Mosseri confirms that Instagram reduces video quality for posts that don’t get views

In an AMA over the weekend, Instagram CEO Adam Mosseri shared some insight into why some videos on the platform appear to be reduced in quality well after they’re published, and it all boils down to performance. In response to a question about old stories looking “blurred” in highlights, Mosseri said: “In general, we want to show the highest quality video we can. But if something isn’t seen for a long time – because the vast majority of views is in the beginning – we will move to a lower quality video.” If the video later rises in popularity again, “then we will reproduce the video in higher quality,” he said in the response, which was reposted by a Thread user (spotted by The edge).

However, elaborates further in a follow-up answer, Mossery added: “We prefer higher quality (more CPU-intensive encoding and more expensive storage for larger files) for creators who generate more views.” The comment has sparked concern from small creators in the responses, who say it puts them at a disadvantage in competing with others who have larger platforms. Meta has previously said it uses “different encoding configurations to process videos based on their popularity” as part of how it manages its computing resources.
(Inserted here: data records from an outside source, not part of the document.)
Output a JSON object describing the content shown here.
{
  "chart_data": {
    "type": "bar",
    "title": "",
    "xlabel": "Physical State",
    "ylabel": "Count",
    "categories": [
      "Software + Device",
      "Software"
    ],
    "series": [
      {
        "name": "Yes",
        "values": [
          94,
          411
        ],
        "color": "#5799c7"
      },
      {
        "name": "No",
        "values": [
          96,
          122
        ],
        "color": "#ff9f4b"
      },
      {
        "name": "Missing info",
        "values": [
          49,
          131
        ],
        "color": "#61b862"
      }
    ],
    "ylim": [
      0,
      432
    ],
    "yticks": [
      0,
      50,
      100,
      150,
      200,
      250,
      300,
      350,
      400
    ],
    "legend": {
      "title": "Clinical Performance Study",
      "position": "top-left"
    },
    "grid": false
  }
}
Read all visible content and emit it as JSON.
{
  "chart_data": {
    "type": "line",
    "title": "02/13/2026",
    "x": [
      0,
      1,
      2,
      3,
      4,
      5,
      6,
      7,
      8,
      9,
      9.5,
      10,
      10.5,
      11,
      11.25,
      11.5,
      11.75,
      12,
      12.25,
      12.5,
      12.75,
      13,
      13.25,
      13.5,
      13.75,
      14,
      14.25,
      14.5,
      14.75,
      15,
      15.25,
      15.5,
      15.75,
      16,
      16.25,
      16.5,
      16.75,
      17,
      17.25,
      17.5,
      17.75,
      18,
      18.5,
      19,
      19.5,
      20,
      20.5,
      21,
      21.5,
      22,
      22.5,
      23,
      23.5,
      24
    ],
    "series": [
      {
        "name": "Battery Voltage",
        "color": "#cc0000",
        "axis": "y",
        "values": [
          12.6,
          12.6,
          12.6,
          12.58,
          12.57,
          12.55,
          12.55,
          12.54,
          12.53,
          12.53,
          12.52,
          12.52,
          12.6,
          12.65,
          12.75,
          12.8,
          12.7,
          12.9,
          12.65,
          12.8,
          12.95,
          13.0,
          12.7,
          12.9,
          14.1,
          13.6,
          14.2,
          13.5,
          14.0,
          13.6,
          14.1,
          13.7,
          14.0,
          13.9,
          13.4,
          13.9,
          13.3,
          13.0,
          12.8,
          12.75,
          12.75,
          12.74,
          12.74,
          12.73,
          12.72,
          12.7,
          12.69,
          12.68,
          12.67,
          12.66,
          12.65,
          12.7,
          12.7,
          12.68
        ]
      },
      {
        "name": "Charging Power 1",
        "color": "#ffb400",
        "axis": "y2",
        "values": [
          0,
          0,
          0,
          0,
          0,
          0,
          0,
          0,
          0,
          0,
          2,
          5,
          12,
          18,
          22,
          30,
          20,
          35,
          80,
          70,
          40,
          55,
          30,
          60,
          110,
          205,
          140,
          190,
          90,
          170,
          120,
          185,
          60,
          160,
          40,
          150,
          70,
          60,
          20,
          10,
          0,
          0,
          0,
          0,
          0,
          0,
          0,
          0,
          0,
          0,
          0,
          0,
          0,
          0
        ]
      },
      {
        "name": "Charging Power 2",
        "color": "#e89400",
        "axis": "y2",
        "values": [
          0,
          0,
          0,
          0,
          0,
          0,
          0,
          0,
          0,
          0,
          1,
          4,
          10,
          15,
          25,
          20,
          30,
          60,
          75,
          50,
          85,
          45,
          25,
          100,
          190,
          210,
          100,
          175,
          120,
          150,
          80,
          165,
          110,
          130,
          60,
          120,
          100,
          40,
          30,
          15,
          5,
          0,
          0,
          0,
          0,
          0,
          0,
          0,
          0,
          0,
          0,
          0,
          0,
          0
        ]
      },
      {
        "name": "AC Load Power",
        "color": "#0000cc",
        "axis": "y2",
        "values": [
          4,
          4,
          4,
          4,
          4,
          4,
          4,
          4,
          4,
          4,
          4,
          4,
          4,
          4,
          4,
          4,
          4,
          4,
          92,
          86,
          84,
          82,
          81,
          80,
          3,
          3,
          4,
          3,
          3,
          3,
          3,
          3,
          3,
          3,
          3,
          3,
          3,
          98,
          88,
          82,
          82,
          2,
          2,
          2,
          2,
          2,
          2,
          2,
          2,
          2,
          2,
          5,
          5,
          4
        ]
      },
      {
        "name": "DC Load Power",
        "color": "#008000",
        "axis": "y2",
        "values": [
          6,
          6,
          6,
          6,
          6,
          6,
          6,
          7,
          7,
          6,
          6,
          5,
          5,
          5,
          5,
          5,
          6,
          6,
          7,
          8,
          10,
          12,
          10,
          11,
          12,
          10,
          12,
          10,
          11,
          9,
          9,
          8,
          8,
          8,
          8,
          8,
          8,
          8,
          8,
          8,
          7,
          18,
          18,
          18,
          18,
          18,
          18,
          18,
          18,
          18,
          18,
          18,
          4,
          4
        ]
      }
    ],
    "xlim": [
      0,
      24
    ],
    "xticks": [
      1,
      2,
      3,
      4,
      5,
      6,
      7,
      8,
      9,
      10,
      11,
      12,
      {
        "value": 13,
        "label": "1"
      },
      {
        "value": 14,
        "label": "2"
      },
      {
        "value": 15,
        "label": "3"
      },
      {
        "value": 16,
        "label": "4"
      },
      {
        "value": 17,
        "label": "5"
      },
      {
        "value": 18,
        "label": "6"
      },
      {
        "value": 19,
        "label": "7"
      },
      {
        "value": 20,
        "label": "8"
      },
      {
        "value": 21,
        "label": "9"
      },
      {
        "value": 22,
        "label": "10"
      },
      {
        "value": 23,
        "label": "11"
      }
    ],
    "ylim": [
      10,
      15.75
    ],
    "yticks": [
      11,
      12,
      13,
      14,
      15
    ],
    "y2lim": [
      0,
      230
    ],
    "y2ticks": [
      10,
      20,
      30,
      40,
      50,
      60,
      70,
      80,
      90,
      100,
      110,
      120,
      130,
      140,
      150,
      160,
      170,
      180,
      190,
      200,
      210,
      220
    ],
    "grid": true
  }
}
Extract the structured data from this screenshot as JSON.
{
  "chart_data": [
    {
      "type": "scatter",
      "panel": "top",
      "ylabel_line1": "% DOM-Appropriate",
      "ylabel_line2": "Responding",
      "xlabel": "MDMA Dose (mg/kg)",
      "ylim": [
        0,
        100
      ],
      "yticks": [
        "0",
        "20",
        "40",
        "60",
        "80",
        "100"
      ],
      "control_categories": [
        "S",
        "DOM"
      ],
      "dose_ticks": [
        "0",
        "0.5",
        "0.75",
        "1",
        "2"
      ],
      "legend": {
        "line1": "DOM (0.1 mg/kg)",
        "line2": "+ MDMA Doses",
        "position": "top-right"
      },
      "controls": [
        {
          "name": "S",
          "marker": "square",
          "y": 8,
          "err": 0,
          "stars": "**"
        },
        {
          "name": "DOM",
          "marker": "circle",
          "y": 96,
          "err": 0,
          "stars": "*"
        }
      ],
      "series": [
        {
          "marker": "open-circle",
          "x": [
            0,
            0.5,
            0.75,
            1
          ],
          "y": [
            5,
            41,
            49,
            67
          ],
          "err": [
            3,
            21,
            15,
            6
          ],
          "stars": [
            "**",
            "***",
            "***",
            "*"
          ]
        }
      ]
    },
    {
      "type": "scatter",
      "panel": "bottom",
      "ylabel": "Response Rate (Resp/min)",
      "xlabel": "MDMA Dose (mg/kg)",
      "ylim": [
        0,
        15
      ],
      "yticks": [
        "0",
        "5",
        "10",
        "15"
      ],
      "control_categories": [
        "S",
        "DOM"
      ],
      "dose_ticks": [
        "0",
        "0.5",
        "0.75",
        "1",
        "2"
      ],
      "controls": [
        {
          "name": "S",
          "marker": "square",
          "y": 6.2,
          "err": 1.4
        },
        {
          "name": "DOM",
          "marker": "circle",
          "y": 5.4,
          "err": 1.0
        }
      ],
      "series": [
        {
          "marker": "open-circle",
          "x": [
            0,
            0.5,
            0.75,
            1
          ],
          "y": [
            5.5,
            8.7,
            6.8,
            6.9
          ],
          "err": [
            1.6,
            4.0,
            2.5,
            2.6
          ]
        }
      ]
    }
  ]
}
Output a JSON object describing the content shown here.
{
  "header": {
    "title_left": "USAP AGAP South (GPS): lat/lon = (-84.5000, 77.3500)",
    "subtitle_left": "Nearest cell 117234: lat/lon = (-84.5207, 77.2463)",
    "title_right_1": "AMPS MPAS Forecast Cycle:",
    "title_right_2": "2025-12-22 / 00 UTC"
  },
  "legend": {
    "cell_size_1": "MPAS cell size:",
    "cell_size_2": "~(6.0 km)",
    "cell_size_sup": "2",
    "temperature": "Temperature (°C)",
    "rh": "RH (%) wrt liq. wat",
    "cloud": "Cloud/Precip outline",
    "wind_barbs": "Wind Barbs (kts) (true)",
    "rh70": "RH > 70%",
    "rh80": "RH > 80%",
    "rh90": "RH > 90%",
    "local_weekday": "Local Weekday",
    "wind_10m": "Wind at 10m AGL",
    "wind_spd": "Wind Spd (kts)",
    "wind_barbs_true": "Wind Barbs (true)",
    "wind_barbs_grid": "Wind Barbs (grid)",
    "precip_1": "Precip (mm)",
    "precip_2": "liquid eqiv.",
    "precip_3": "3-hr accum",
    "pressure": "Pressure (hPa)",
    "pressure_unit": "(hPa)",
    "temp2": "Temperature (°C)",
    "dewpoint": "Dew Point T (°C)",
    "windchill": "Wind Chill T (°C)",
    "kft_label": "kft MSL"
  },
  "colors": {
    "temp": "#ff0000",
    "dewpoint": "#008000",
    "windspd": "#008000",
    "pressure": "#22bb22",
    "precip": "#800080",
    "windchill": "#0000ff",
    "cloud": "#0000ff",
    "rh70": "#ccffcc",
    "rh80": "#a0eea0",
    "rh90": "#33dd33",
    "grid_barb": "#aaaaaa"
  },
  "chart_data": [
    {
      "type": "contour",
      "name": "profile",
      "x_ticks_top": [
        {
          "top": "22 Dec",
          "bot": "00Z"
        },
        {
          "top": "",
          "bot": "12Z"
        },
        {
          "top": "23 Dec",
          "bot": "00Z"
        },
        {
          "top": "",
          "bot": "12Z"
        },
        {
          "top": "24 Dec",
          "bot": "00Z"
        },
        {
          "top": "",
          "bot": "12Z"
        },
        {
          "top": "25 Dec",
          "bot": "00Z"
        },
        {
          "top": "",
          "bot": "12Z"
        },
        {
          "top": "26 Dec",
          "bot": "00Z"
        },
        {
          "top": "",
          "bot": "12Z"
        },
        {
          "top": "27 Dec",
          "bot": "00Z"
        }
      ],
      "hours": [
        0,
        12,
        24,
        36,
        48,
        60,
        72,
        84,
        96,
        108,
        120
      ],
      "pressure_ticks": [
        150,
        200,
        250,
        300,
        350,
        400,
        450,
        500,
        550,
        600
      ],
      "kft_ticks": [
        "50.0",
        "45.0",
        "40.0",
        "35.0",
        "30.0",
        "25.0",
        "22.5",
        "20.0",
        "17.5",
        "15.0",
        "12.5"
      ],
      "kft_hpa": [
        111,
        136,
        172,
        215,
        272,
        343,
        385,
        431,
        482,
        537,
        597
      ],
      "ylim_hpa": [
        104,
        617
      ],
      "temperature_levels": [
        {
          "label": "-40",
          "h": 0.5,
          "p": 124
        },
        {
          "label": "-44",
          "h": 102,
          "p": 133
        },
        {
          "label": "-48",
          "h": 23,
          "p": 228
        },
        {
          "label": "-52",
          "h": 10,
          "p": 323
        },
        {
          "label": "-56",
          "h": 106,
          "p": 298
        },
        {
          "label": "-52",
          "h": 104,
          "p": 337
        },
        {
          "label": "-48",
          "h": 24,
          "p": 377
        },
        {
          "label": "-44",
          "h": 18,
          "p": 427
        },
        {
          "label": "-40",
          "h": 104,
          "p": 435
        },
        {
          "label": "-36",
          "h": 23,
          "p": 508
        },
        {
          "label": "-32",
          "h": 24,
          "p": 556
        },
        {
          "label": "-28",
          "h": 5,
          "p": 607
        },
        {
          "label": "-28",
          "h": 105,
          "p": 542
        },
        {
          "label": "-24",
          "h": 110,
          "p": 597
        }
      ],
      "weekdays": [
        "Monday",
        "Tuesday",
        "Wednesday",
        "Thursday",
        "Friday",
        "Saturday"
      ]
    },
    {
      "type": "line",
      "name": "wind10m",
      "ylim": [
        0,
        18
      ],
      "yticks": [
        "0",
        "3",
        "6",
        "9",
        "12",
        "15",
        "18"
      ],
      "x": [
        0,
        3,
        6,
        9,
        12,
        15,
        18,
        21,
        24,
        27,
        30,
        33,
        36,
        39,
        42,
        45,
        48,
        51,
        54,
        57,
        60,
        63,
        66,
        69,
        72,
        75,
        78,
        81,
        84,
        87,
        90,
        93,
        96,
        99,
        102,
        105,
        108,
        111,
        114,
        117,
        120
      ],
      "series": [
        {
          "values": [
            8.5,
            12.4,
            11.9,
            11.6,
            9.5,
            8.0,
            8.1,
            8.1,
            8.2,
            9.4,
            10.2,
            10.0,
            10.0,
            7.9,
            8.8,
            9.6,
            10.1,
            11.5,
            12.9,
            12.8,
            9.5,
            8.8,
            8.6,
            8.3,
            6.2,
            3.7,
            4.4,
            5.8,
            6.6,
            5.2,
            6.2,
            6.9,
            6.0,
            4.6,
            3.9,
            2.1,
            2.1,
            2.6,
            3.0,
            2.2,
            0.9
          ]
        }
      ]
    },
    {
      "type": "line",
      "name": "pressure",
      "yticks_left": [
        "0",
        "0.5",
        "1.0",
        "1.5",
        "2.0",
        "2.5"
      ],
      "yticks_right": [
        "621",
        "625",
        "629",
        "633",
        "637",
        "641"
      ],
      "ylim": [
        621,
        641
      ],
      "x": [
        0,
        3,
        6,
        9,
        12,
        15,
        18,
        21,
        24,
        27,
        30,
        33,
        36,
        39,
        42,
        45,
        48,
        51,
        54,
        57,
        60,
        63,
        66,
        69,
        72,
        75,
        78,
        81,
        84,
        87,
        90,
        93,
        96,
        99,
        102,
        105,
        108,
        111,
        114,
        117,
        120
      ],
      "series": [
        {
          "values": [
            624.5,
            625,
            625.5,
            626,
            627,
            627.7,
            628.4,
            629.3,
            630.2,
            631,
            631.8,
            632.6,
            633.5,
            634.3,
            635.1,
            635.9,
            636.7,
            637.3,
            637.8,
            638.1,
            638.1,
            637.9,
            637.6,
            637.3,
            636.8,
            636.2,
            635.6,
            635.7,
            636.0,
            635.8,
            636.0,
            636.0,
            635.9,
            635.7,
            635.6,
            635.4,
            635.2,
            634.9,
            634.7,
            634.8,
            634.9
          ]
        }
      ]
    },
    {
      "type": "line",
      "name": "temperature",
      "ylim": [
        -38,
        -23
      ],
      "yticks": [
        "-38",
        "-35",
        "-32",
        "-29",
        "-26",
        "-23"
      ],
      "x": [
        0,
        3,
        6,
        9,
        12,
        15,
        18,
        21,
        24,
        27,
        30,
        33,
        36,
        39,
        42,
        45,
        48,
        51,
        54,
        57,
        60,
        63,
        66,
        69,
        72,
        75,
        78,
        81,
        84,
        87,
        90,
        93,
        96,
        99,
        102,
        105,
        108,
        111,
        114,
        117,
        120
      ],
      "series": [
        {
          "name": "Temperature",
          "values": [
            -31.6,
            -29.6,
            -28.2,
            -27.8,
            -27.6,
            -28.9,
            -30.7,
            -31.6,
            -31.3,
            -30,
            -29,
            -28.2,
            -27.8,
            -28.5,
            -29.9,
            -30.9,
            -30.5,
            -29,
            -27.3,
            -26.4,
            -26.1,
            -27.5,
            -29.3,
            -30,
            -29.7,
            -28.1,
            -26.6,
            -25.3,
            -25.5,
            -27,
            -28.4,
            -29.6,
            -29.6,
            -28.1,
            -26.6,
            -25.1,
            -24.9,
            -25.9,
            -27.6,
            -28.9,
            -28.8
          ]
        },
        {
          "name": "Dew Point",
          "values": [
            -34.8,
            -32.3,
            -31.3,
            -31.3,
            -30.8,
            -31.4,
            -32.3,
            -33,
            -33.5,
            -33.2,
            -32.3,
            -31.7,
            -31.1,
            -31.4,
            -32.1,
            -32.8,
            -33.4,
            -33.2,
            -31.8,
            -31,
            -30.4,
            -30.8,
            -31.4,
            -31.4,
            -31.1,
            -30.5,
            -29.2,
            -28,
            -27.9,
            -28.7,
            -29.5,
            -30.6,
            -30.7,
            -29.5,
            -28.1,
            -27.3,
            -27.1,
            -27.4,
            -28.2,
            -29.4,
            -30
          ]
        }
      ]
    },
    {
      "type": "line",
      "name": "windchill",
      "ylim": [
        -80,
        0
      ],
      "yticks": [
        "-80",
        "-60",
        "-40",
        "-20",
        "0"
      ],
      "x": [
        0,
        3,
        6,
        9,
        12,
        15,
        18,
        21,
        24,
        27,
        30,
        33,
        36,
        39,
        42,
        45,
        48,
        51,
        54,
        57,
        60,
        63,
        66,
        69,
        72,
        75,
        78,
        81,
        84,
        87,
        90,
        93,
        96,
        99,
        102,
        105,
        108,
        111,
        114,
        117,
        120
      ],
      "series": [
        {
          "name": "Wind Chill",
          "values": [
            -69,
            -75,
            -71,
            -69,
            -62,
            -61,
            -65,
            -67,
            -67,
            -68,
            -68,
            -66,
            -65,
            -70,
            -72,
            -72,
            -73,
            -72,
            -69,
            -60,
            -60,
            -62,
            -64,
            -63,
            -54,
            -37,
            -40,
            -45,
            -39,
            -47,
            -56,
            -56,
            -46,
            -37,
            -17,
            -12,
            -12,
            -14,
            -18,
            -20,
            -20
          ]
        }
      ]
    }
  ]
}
The performance system “operates on an aggregate level,” Mosseri said, “not an individual viewer level… It’s not a binary team (sic), but rather a sliding scale.” In response to a user who questioned its fairness for smaller creators, Mosseri said the quality change “doesn’t seem to matter much” in practice, as it’s “not huge” and viewers seem to care more about video content rather than quality. “Quality seems to be much more important to the original creator, who is more likely to delete the video if it looks bad, than to their viewers,” he said. Understandably, not everyone seems convinced.